I spent the better part of Labor Day flat on my back. The sad part is that I wasn’t performing any sort of tricky gymnastics or lifting large, heavy boxes — I was just having lunch and my back seized up.

After several hours of pain, a trip to the emergency room, and some good painkillers, I was able to walk again very slowly. This wasn’t the first time my back has gone out; in fact, I’ve been dealing with this for several years. The majority of the time I’m perfectly fine, but once in while — and often without warning — my back just gives out. My chiropractor says I’ll be dealing with this for the rest of my life. Once the back is injured in the way mine was initially injured, there’s an “evergreen weakness” in that area.

This idea of an evergreen weakness also comes up in my consulting work. Ask yourself: Does your data science team have an evergreen weakness? If so, there’s something you can do about it. As unpleasant as it sounds, the best way to get rid of weakness on your data science team is to let go of the problem.

Not everyone is a data scientist

Weakness throws off balance in a team. If you think about the collective competencies in your data science team as spokes on a wheel, a weakness would represent a short spoke. Think about how your wheel would turn if one of the spokes was shorter than the others. This imbalance takes a toll on the rest of the team members; it’s not fair to the short spoke or the rest of the team.

The reality is data science is a hot field, and everyone’s rushing in to get a taste of the good life; unfortunately, it’s not such a good life if you’re not built to be a data scientist. The problem is you’ll never get a weak link to admit their own inefficiencies after years of schooling, months of searching for a good job, and weeks of interviewing with your company.

I’ve been on several data teams where one or two people really shouldn’t be there. At first you try to help them along, but after a while you just adapt to the weakness. You and the rest of your team informally acknowledge that you’ll have to pull the weak link’s weight, and you try to be friendly while keeping them away from all the serious work. It’s an uncomfortable position for the rest of the team members, because nobody wants to say what everybody knows. It’s the leader’s responsibility to identify and ultimately remove the dead wood. Here’s how it’s done.

Identifying the weak link

If there’s a weak link on your team, you need to identify that person. Your team coach (if you have one) is the best person to handle this task. If you don’t have a team coach, bring in an internal or external consultant to run a team building session. Although you have a general objective of building the team, you also have a specific objective of possibly identifying a weak link. Share this with your consultant, but not with your team, as making this objective explicit will interfere with the intervention. The way the intervention is executed depends on your strategy for balancing the competencies within your data science team.

If your strategy is to have a team of individual specialists, then identifying where the weakness is may be a little more obvious. For instance, if your mathematics and programming are strong, but your graphics have a hard time connecting with your users, you probably have an issue with your data artist. In this case your coach or consultant must be very delicate in how the group discusses its shortcomings, as it’s easy to equate a functional deficiency with a specific person. Instead of talking about the group’s competencies as a whole, focus the discussion on individual contributions. It’s fair to celebrate those who have gone over and above their call of duty; however, if you notice that a lot of programmers and mathematicians are also building infographics, you should ask yourself why your data artist isn’t doing this job.

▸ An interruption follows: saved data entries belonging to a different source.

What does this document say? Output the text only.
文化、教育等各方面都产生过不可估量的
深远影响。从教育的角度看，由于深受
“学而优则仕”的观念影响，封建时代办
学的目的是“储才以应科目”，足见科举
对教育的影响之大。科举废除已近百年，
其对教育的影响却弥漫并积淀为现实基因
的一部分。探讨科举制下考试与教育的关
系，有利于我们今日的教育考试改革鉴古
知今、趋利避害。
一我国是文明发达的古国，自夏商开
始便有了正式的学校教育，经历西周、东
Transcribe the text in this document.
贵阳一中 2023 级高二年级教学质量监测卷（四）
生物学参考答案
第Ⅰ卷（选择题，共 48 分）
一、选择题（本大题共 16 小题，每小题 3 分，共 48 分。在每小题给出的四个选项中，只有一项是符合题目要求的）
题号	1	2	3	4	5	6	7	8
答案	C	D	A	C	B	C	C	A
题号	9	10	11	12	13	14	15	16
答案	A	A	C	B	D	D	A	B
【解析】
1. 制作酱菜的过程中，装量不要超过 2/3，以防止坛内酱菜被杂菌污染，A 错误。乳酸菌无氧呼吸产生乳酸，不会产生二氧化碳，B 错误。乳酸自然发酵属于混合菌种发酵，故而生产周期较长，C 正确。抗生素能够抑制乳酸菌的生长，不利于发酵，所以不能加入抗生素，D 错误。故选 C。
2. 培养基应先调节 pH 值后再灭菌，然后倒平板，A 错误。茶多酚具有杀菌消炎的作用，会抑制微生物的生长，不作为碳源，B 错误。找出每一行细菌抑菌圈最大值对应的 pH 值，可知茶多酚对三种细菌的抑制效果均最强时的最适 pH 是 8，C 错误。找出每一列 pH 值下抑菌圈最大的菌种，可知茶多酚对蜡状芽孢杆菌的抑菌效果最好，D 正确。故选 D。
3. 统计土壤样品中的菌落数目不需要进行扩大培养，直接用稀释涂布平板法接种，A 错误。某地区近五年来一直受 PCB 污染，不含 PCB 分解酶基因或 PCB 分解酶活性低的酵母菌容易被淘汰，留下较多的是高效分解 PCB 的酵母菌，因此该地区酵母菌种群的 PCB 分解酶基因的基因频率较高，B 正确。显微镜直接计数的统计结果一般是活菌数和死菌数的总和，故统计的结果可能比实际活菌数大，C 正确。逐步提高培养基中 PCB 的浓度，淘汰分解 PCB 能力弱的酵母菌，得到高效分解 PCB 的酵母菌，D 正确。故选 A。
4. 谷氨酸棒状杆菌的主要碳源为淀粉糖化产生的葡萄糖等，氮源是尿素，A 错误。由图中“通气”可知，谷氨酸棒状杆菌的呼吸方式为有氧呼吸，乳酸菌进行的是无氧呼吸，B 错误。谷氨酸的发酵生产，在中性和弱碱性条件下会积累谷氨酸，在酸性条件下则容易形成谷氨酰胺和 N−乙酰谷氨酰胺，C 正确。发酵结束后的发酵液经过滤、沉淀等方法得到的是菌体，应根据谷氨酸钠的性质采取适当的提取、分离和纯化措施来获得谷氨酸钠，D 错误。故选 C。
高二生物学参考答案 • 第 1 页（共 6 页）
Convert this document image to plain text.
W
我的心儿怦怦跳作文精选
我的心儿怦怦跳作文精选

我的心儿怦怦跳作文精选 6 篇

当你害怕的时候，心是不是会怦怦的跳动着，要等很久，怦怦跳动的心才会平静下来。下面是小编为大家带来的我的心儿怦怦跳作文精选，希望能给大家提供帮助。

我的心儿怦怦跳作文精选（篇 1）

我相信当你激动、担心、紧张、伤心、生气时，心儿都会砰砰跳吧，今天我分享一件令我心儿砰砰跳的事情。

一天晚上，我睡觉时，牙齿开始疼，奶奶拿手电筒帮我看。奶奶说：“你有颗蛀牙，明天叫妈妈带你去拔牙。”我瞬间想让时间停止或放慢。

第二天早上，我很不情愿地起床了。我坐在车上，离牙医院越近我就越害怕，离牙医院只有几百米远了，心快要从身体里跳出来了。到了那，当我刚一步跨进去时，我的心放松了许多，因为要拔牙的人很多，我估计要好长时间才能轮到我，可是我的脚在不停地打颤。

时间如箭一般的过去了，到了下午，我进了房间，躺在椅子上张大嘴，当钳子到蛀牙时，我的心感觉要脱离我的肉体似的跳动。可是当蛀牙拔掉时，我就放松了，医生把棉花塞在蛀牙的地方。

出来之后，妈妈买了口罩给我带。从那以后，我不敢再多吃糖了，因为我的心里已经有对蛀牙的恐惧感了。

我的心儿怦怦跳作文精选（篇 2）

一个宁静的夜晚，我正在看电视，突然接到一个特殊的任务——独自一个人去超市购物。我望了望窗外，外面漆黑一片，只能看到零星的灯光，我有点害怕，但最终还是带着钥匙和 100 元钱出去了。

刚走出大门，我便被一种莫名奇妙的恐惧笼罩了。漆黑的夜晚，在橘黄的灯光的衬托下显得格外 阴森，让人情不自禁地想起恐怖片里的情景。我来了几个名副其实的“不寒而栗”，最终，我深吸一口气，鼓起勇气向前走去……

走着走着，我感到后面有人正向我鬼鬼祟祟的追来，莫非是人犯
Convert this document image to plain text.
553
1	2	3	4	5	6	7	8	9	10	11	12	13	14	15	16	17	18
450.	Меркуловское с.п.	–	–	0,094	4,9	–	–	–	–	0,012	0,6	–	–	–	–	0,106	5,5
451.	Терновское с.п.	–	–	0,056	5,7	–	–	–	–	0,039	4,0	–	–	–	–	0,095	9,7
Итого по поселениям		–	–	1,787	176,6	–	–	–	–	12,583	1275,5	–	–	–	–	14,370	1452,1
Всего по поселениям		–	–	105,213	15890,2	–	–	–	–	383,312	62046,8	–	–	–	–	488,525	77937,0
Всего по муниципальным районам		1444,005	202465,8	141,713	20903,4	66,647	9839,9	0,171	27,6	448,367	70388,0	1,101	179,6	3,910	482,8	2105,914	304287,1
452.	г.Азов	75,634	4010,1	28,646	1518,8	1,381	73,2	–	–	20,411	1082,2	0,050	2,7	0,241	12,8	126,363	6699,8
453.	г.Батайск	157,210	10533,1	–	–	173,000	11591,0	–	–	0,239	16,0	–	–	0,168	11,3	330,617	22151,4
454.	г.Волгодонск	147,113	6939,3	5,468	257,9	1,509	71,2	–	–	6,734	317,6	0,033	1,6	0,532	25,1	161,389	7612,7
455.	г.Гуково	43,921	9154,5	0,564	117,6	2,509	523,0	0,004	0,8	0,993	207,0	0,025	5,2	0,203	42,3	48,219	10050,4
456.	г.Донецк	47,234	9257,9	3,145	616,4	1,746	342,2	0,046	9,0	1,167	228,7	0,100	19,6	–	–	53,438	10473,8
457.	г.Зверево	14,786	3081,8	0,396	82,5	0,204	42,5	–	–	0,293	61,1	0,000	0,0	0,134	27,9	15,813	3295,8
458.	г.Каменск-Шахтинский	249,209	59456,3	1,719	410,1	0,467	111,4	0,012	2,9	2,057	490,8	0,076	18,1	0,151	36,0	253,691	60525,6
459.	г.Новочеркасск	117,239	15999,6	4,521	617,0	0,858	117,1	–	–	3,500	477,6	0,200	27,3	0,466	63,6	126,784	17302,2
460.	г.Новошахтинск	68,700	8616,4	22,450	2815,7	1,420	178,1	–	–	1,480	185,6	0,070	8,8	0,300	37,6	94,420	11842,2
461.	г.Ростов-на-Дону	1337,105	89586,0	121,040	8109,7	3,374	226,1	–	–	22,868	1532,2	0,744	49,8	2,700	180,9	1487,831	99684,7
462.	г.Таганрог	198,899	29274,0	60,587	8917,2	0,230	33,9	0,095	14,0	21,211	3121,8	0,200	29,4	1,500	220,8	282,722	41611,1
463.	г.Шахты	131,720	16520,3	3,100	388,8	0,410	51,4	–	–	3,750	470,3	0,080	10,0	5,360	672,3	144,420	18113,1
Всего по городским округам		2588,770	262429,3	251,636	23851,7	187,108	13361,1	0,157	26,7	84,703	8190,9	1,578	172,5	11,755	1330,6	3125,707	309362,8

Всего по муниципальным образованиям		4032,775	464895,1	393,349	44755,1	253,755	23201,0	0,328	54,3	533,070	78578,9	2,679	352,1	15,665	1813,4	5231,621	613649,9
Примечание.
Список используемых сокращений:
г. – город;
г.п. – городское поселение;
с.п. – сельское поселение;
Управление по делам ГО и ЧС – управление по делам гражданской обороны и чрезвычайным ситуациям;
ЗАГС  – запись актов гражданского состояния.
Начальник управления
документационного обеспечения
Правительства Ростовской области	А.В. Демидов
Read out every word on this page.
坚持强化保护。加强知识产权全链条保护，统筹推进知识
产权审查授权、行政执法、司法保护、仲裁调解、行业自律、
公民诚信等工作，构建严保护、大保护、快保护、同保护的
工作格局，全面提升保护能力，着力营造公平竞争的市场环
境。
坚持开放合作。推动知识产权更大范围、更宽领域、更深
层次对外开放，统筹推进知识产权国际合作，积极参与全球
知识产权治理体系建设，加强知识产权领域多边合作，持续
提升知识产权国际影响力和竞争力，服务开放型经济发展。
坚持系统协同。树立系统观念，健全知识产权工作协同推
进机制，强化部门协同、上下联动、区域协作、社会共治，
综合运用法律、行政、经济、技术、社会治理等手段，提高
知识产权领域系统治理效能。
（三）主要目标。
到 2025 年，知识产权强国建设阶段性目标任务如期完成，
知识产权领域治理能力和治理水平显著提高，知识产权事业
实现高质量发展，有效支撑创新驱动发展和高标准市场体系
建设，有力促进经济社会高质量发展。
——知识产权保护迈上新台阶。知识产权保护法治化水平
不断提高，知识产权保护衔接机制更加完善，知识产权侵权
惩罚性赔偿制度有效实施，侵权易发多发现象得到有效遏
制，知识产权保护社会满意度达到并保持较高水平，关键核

If your strategy involves building a group of well-rounded individuals, then your intervention will take a different course. In this case, it’s okay to discuss group strengths and weaknesses, but this won’t uncover a weak link; if there is a weak link on your team, this will become evident in the pre-work (which won’t be shared with the group). Ask each team member to rate other team members’ competencies (math, programming, graphics, etc.). If you honor the confidentiality of the survey, you’ll get honest answers from your team. If someone is consistently ranked low, this may be your weak link. Again, share the aggregate results with the team, though keep the individual responses private.

Repairing the chain

If you find a weak link, let them go tactfully but quickly. Don’t waste time trying to coach them. Most people who aren’t cut out for data science are good at something else. Find out what that is, and help them find a more appropriate job. Maybe you have a really good computer programmer that can’t handle high-level math; or, maybe you have a very logical thinker who’s good at math and programming, but struggles with the creativity required to build good data visualizations. They’ll do fine — just not as a data scientist. The quicker you get them off the team and into a more appropriate spot, the better off everyone will be.


Your data science team is only as good as its weakest link. If your weakest link is above the bar, then don’t worry about it. But some data science teams are staffed with people that shouldn’t be there. Sometimes it’s obvious, but many times because of social dynamics weak links fly under your radar for a long time. It’s your responsibility to know what you’re dealing with.

Even if you don’t suspect a weak link on your team, explore the matter by organizing a team intervention. You don’t want your team’s center to give out at the wrong time.